4 - Rolling Equipment and Systems


Various types of equipment and systems are used in a rolling mill. The major equipment is obviously the mill stand in which the material is actually rolled between two or three rotating rolls. Apart from the mill stand along with its own different mechanisms and systems for rotating the rolls, positioning the rolls to effect amount of reduction on the stock, to guide the stock in perfect position and orientation with respect to the rolls, etc., various other equipment and systems are necessary based on the rolling process (hot or cold), size and shape of input stock, specifications of product mix, desired quality of the products, and handling of the rolling stock up to finished product stage. These are called auxiliary equipment.

In this section, for each of these equipment and systems the functions, constructional features and specifications and in some cases the basic design features and calculations have been discussed. The design aspects will be limited to mechanical design. Electrical drive, controls and instrumentation plays a very important role in modern rolling mills. A brief section has been devoted to these but their design aspects are beyond the scope of the present treatise.

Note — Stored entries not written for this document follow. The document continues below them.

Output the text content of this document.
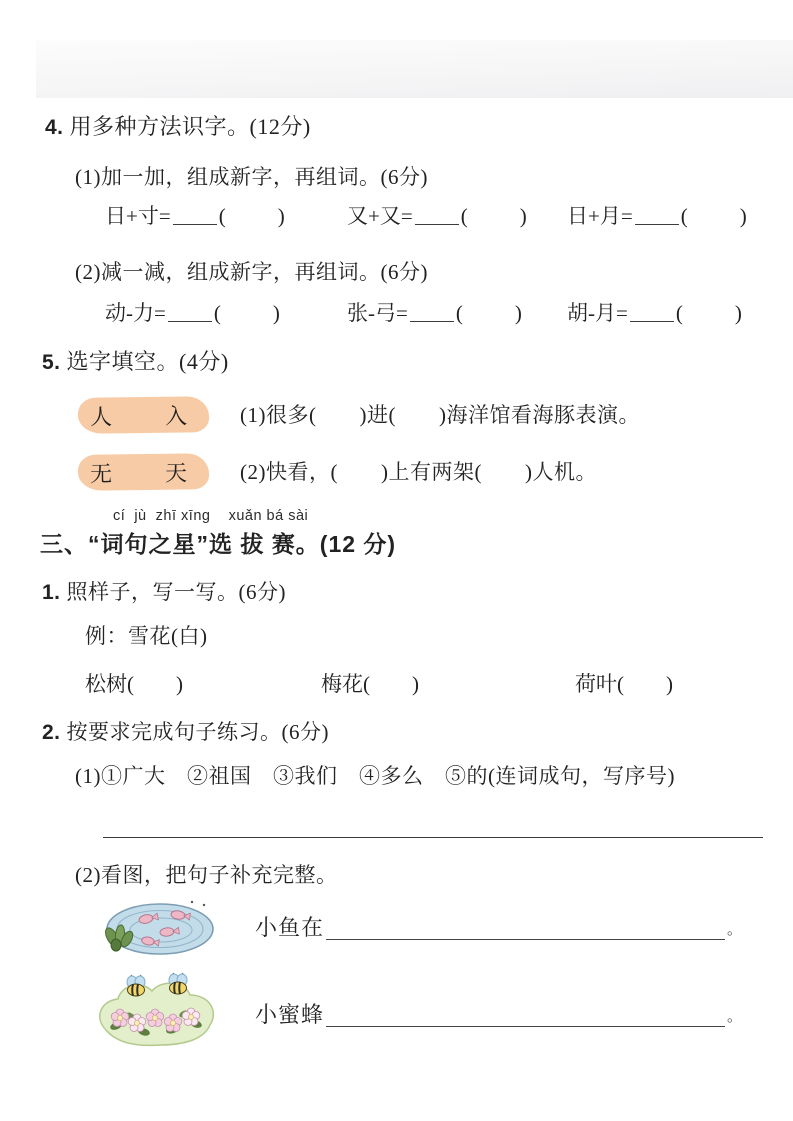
4. 用多种方法识字。(12分)
(1)加一加，组成新字，再组词。(6分)
日+寸= ( )	又+又= ( ) 日+月= ( )
(2)减一减，组成新字，再组词。(6分)
动-力= ( )	张-弓= ( ) 胡-月= ( )
5. 选字填空。(4分)
人 入	(1)很多(　　)进(　　)海洋馆看海豚表演。
无 天	(2)快看，(　　)上有两架(　　)人机。
cí  jù  zhī xīng    xuǎn bá sài
三、“词句之星”选 拔 赛。(12 分)
1. 照样子，写一写。(6分)
例：雪花(白)
松树(　　)	梅花(　　)	荷叶(　　)
2. 按要求完成句子练习。(6分)
(1)①广大　②祖国　③我们　④多么　⑤的(连词成句，写序号)
(2)看图，把句子补充完整。
小鱼在	。
小蜜蜂	。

Mill Stand Components and Mechanisms

Most type of rolling mill stands have certain common basic components, mechanisms and systems. These are:

(i) Work rolls between which rolling takes place.

(ii) Backup rolls to support work rolls, excepting in case of 2-Hi, 3-Hi mills or cluster mills.

(iii) Roll supporting bearing and bearing blocks (chocks).

(iv) Roll positioning (or screw-down) mechanism which alters the gap between the work rolls.

(v) Roll balancing arrangement which keeps the set of top work and backup rolls in position and does not allow the top work and back-up rolls to come down and touch bottom work roll when there is no stock in roll bite.

(vi) Mill housings (generally a pair for normal 2-Hi, 3-Hi, or 4-Hi mills) within whose windows the roll bearing chocks are supported and allowed to be slided up and down during screw down adjustment.

(vii) Base Plates (also called shoes) in the form of two girders onto which the housings are fixed. The base plates are mounted on the foundation.